Some economists warn that the U. S. economy could not withstand the shock of dismantling the military-industrial complex because it would result in a sudden surge in unemployment, the loss of federal funds to the hundreds of congressional districts with defense-related industries, and the loss of stock value of the major defense contractors.
There is no need to worry: Not if all research scientists, engineers, and workers are kept in place as defense appropriations are slashed by two-thirds or even three-quarters, and all the released appropriations are immediately rerouted to research, development and manufacture of solar, wind, geo-thermal, bio-mass and other alternative energy sources, to the building of a nationwide network of a fast-rail transit system, to the repair and restoration of the dilapidated physical infrastructure (roads, bridges, water and sewage systems, etc.), to no-waste recycling systems, and who knows?, perhaps even to international geo-engineering projects that might reverse global warming and restore the ecological integrity of the oceans.
Such a "reverse mobilization" is entirely feasible, for we have seen it happen before.

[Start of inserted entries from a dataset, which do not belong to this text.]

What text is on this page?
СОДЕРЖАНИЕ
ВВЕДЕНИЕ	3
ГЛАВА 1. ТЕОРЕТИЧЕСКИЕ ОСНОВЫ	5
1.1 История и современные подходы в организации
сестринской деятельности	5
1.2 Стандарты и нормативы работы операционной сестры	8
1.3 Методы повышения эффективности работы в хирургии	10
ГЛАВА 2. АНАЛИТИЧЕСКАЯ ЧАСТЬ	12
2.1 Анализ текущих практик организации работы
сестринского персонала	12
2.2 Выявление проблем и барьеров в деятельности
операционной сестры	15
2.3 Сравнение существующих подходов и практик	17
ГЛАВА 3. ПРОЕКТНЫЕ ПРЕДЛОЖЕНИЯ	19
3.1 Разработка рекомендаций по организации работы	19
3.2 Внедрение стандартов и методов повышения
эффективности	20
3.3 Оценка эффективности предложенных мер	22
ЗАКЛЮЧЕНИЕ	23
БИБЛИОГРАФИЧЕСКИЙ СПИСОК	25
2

In a matter of weeks, in 1942, the industrial base of the American economy was converted to the manufacture of the instruments of war: for example, the production of private automobiles was halted and replaced, almost instantly, with the production of tanks, jeeps, aircraft and artillery. And then, less than four years later, the entire process was reversed.
What is required this time is nothing less than a national consensus that the threat of global economic collapse, brought on by population growth, water shortages, climate change, resource depletion and the end of cheap fossil fuels, is far, far, greater than the threat of terrorism or of military attack by hostile nations. As an added bonus, coordinated international efforts to face and deal with the threat of global economic collapse will, at the same time, reduce the likelihood of both terrorism and military aggression.
If any of this is to be accomplished, national wealth must flow back to the federal treasury, a balanced budget restored, and significant sums must be directed to the reduction of the national debt. Count on relentless opposition from the "private" (i.e. corporate) sector, which must be constantly reminded that corporations and corporate officers ultimately derive their wealth from the labor of the workers and from the integrity of the national economy.
Some proposals:
**Corporate tax loopholes must be closed. The practice of U.S. firms incorporating abroad (e.g. in Bermuda and the Cayman Islands) to avoid US tax obligations must be ended. The remedy is simple: enact a law that requires that government contracts be awarded only to firms incorporated within the United States.